Just traversing the mine was treacherous. To get from tunnel to tunnel you have to walk on narrow paths, slick with mud, above steep open pits. Workers pressed by with enormous loads of rocks on their backs. Others shouted at us as they ate or drank. A crowd gathered everywhere we stopped. People badgered us for money and cigarettes. Apparently a rumor had spread that we had arrived to purchase the mine. We were obvious outsiders, and people stared at us wherever we went.
Finally we ducked into one of the tunnels at random. The curious crowd stopped at the mouth of the tunnel, so we were undisturbed as we walked through the darkness to the end. We turned on our headlamps and approached a small man, shirtless, crouched on a narrow ledge over a dark shaft. Breathing hard, he pounded a steel spike into the rock with a hammer. Blow after blow, the spike barely moved. Finally he stopped pounding and looked at us, these white strangers, and said hello.
"Is it okay if we talk to you?" I asked.
"I'd be happy to answer questions from foreigners," he said. "Communication is important between peoples."
I found his old-fashioned manners so surprising after the reception we'd received outside, and I almost sighed with relief. He told me his name was Fidele Musafiri. That he was 35 years old, and had a wife and young daughter living in the settlement at the base of the mountain. He hadn't seen them in a week, he said; he was trying to earn enough money to make the trip back home worthwhile. Most nights he slept here, in the tunnel, a flattened plastic jug for a bed.
The tunnel where Fidele worked was a sort of refuge from the many forces working against him: from the traders selling necessities at exorbitant prices; from the buyers and their crooked scales; from the soldiers and their brutal extortion. There may have been no light here, but there was peace, and there were friends, and there was work. The irony was that the harder Fidele worked, the more mineral he found, the more he became a target, a victim of other people's greed.
But Fidele does not see himself as a victim. Like every miner I met in Bisiye, he hopes — even expects — to strike it rich. It's this hope that has sustained him for the six years he's worked in the mines.

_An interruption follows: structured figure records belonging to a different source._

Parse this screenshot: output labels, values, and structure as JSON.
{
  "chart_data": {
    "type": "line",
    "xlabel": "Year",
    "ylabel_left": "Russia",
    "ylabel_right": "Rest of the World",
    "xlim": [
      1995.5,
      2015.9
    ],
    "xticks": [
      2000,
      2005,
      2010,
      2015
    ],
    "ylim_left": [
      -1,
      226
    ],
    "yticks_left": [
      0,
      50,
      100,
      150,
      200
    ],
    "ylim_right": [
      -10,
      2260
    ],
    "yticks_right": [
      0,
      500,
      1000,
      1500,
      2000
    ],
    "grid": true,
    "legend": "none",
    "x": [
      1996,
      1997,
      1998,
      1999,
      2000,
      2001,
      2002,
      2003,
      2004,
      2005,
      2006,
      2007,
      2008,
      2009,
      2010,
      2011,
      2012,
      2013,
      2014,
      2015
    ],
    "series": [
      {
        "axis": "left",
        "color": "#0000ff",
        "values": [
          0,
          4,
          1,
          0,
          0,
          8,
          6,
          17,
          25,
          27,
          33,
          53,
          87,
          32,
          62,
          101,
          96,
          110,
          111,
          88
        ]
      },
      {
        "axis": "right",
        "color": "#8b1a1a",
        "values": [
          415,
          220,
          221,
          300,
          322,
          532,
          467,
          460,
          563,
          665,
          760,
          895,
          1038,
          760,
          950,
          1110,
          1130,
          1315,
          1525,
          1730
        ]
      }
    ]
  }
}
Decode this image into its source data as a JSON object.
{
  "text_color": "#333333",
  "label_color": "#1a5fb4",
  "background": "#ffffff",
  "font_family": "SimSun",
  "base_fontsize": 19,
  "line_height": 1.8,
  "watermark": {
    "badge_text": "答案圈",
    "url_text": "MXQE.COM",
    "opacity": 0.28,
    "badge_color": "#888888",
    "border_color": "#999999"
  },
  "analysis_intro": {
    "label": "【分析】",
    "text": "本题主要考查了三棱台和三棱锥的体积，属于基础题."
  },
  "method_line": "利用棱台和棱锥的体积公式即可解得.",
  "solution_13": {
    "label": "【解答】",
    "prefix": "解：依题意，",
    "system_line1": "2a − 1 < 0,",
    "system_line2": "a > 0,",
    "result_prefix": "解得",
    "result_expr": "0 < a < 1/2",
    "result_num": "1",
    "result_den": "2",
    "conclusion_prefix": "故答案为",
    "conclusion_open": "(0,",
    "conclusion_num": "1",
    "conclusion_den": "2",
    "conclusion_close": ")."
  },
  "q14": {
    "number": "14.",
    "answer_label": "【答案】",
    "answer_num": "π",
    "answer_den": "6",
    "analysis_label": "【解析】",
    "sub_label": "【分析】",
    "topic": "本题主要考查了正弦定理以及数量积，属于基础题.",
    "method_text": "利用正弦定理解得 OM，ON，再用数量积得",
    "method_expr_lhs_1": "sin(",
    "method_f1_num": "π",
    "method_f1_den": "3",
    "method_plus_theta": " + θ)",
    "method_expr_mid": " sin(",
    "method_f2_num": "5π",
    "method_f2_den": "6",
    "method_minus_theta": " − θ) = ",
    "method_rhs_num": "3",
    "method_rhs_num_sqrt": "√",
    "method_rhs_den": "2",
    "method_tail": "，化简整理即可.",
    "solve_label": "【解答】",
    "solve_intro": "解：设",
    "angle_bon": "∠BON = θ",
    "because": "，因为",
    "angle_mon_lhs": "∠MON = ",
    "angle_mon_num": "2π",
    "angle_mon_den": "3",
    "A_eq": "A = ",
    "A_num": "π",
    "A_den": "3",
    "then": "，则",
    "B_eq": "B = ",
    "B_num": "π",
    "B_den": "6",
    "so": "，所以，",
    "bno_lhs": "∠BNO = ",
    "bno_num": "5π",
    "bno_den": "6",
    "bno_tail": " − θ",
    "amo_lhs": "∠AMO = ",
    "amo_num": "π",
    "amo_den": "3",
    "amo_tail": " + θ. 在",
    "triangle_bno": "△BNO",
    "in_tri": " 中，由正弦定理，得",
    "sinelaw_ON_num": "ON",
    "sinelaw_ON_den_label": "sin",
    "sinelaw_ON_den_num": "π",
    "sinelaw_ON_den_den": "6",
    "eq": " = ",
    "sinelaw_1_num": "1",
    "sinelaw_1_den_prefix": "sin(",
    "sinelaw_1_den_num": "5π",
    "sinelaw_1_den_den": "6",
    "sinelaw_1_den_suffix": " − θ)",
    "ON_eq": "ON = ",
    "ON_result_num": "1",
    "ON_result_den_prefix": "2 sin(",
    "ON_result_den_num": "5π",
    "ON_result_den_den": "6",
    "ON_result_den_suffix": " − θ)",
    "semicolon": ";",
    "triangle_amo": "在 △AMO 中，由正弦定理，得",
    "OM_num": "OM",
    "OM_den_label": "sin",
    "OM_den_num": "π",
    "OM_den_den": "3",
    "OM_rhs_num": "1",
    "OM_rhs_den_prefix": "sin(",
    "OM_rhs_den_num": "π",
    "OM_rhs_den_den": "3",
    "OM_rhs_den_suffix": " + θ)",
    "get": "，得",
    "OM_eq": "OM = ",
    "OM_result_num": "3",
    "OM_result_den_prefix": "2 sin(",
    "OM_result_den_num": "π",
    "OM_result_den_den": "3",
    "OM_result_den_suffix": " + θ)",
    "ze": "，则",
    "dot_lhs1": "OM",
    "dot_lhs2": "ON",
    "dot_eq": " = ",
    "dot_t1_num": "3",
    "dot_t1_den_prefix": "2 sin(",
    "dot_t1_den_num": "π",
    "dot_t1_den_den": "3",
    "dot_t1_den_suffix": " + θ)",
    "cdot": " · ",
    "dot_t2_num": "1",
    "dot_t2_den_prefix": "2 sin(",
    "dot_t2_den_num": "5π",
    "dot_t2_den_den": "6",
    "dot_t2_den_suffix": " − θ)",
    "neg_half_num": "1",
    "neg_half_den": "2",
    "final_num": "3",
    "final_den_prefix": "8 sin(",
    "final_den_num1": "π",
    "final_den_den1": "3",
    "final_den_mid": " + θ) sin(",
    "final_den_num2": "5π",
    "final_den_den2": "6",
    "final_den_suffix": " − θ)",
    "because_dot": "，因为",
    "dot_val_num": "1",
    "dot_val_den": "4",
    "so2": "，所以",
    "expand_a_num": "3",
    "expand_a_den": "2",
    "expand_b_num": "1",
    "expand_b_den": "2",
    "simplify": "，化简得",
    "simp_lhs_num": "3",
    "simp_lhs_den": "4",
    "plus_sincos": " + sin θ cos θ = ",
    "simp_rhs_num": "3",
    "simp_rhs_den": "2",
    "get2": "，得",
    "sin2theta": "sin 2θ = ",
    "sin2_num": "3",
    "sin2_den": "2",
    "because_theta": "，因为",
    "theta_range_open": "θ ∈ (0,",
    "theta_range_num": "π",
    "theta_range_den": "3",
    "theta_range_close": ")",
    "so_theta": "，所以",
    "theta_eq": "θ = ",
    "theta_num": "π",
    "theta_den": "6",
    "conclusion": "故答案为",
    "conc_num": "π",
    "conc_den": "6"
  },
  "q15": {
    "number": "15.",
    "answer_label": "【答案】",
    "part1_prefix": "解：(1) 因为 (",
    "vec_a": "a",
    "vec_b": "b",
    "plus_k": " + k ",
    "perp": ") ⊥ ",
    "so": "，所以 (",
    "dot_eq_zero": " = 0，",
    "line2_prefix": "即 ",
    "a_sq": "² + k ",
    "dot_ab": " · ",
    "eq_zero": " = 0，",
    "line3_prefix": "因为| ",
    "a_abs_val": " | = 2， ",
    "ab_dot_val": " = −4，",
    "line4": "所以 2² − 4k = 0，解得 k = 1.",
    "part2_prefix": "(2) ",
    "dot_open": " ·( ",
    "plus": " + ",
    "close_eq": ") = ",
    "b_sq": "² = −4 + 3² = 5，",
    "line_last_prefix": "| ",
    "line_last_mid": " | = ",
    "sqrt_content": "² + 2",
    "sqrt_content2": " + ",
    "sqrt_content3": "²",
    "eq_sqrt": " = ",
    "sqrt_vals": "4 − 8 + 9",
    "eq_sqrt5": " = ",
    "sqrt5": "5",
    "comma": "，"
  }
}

Note: Since I spent time with Fidele, war has broken out in the region. The first gun battle came two days after I got out of the jungle. As I write this, in November 2008, it's not clear how the situation will be resolved. But it's fair to guess that not much will change for Fidele, or for the other miners at Bisiye. Rival groups have been fighting over this territory since before Fidele was born. As long as Western manufacturers continue to purchase the minerals, there will be plenty of people to mine them.